Politica È stato consigliere comunale a Correggio: «Ho partecipato a tre sedute come indipendente del Pds. Mi ero candidato per occuparmi di musica, ma mi sono subito accorto che la musica era l’ultima delle voci in bilancio. Una cosa però l’ho capita: far funzionare le cose attraverso la politica è molto difficile. Ci vogliono diplomazia e pazienza, doti che io non ho. Così, quando ho compreso che non c’entravo niente, ho dato le dimissioni» • «Non sono così attaccato ad un’idea fissa. Si sa che vengo da una famiglia comunista, l’ambiente qui intorno era, negli anni 60-70, assolutamente così, quasi con percentuali bulgare. A Correggio, il centro cittadino è letteralmente tagliato a metà da corso Mazzini che all’epoca divideva don Camillo da Peppone, si stava o di qua o di là. Io seguivo i miei genitori, ma poi andavo anche a messa. Ho sempre avuto le mie simpatie, ho sempre votato a sinistra, ma questo non ha mai voluto dire aderire ad un dogma, essere allineato. Ecco, se c’è una cosa che mi dispiace è aver visto svanire quell’adesione popolare al Pci che gli altri partiti non avevano. Lo vedevo qui alla Festa dell’Unità quando tante persone prendevano le ferie per lavorare come dei matti, senza venir pagati, ma semplicemente perché comunque volevano contribuire ad una causa. C’era proprio una fiducia illimitata in quella cosa che sicuramente non andava di pari passo con l’idea del comunismo sovietico» (a Elia) • Nel 2004 la sua canzone Una vita da mediano è stata la colonna sonora della candidatura di Romano Prodi. «Per me i politici non sono tutti uguali (...) Lui sì che ha fatto di tutto per fare il mediano».

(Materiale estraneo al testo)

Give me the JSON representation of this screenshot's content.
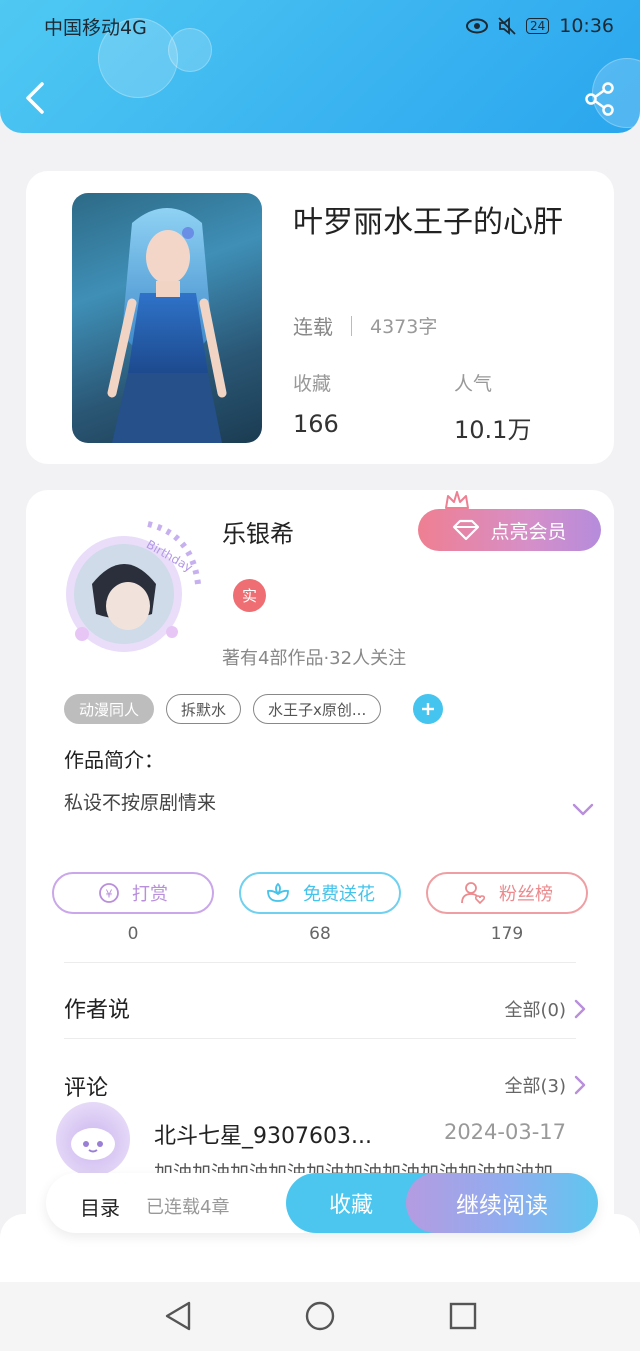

Vizi Ama il lambrusco, il biliardo, il calcio: da ragazzo ha giocato come mediano nella squadra del paese. Una passione per Elvis Presley: si è fatto incidere il suo nome sul manico della chitarra.
Tifo Interista. «Perché quando ero bambino stava vincendo tutto, io però mi sono beccato poi i quarant’anni di buio fino al 2010, un anno straordinario in cui finalmente è tornato a vincere: ero commosso. Ancora oggi riesco a farmi guastare l’umore alla domenica. Lo so, è pazzesco, ma non c’è niente da fare» (a Luca Valtorta) • Suo idolo Gabriele Oriali, mediano degli anni Settanta/Ottanta. In occasione dello scudetto 2007, il 27 maggio improvvisò un concerto a sorpresa per la squadra allo stadio Meazza.